I thought we had some sort of encoding schema for assemblers that
don't support UTF-8?  How does this interact with the C++ ABI? 

We should normalize identifiers before entering them in the symbol
table, and for output; otherwise there will be great confusion.  That
needs to happen as part of the initial patch.

...
> + /* Returns nonzero if C is a universal-character-name.  Give an error if it
> +    is not one which may appear in an identifier, as per [extendid].
> + 
> +    Note that extended character support in identifiers has not yet been
> +    implemented.  It is my personal opinion that this is not a desirable
> +    feature.  Portable code cannot count on support for more than the basic
> +    identifier character set.  */

(1) This routine belongs in libiberty, as part of the safe-ctype.h interface.
(2) Isn't this comment now inaccurate?  You just did implement
    extended characters in identifiers.
(3) The ranges need to be updated from the latest Unicode standard,
    and the standard version noted in commentary.
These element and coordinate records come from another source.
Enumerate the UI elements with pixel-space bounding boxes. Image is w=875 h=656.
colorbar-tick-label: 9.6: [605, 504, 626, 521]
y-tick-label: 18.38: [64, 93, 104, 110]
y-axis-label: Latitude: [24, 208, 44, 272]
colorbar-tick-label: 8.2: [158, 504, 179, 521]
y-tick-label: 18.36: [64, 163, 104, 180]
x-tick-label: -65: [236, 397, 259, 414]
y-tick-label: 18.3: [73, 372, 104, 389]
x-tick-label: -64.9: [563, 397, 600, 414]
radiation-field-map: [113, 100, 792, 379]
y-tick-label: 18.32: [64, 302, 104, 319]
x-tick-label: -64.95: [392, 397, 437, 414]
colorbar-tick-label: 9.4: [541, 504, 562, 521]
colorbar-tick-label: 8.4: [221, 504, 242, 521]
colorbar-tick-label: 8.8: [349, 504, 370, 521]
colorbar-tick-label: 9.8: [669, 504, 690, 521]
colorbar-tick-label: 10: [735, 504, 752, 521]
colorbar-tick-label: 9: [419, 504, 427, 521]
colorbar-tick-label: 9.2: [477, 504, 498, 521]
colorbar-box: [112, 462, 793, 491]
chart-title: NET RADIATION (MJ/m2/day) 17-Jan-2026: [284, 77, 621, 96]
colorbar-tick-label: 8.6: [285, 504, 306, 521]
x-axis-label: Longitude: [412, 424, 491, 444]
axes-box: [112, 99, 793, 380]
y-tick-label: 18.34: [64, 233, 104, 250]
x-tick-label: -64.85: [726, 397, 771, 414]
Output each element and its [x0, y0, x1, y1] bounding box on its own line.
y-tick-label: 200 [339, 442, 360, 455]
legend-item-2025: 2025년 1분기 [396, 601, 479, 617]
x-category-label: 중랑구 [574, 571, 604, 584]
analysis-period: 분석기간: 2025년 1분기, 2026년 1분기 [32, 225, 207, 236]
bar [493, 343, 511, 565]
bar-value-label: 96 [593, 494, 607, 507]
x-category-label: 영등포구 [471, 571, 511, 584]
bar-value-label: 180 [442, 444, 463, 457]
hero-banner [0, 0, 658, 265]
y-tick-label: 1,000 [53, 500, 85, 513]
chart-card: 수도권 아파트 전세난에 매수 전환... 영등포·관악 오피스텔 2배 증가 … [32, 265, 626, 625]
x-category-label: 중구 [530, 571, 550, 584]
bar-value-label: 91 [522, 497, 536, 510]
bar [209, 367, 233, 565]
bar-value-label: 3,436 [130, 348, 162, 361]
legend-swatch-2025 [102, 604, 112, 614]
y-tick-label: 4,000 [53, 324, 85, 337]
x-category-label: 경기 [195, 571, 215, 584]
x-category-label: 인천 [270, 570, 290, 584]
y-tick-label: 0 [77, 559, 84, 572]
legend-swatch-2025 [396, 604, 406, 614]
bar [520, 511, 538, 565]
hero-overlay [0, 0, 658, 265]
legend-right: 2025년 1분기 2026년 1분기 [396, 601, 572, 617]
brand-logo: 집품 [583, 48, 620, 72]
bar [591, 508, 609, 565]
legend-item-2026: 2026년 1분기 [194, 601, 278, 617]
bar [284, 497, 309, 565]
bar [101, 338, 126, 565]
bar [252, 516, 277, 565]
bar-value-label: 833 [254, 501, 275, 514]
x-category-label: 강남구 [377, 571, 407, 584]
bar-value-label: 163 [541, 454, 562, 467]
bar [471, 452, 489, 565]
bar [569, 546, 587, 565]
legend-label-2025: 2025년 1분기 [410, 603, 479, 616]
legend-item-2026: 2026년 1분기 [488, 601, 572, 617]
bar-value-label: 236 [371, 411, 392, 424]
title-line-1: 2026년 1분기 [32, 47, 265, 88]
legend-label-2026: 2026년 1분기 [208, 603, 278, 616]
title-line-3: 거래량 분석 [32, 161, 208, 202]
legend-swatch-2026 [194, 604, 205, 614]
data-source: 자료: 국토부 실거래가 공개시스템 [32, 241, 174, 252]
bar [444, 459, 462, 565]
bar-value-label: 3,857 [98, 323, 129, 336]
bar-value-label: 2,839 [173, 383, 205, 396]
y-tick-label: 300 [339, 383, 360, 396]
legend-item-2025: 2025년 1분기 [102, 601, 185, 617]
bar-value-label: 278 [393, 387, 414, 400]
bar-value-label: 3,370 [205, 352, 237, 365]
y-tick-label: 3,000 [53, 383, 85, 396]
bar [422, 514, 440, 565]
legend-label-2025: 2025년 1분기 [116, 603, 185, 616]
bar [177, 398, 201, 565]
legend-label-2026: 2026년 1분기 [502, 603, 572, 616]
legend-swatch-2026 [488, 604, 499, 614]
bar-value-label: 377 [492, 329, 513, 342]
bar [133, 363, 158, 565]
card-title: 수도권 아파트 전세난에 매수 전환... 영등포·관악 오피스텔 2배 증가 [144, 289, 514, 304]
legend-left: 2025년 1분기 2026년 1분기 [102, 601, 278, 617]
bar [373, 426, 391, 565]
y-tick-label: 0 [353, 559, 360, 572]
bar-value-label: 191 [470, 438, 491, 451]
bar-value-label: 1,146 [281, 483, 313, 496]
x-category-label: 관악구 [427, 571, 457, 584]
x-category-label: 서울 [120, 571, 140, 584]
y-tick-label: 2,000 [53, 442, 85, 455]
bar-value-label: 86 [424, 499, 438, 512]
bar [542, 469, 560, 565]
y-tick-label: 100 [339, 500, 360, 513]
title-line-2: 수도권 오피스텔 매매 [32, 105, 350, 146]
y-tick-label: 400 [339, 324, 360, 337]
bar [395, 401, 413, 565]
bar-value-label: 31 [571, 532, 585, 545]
Due to the size of this routine, and the concerns with the rest of
your change, please submit a patch that does just that, all by itself;
that will get in easily, and then we can iterate on the rest of it.

> +   else if (*s < 0xc0)
> +     {
> +       /* Cannot occur as first byte */
> +       abort();
> +     }

Don't use abort in cpplib; use cpp_error (pfile, DL_ICE, ...).
Further, this can happen as a result of ill-formed user input, can't
it?  Therefore this should be a plain error, not an ICE.

>     /* Check for slow-path cases.  */
>     if (*cur == '?' || *cur == '\\' || *cur == '$')
> !     number->text = parse_slow (pfile, cur, 1 + leading_period,
> !                                &number->len, &ignored);

I don't think the UTF8 flag should be ignored at this point.  Consider
what happens if we get

  asdf ## 12\u03F8

-- that is valid, and needs to turn into a single CPP_NAME token with
the UTF8 flag set.  It seems safe to me to carry around the UTF8 bit
on all CPP_NUMBER tokens.  Naturally, cpp_classify_number should
categorize such numbers as CPP_N_INVALID (allowing digits outside the
basic source character set strikes me as a bad idea).

>       spell_ident:
>       case SPELL_IDENT:
> !       if ((token->val.node->flags & NODE_UTF8) == 0)
> !         fwrite (NODE_NAME (token->val.node), 1, NODE_LEN (token->val.node), fp);
> !       else
> !         {
> !           const unsigned char *s = NODE_NAME (token->val.node);
> !           int len = NODE_LEN (token->val.node);
> !           for (; len; len--)
> !             {
> !               if (*s < 128)
> !                 {
> !                   fwrite (s, 1, 1, fp);
> !                   s++;
> !                   len--;
> !                 }
> !               else
> !                 {
> !                   const unsigned char *old = s;
> !                   cppchar_t code = utf8_to_char (&s);
> !                   if (code < 0x10000)
> !                     fprintf (fp, "\\u%.4x", code);
> !                   else
> !                     fprintf (fp, "\\U%.8x", code);
> !                   len += s - old;
> !                 }
> !             }
> !         }

Please find a more efficient way to accomplish this.  This code is
already *the* bottleneck for textual preprocessing.  (For instance, if
you implement support for raw UTF8 as input encoding, we can just
splat out the identifier as is.)

zw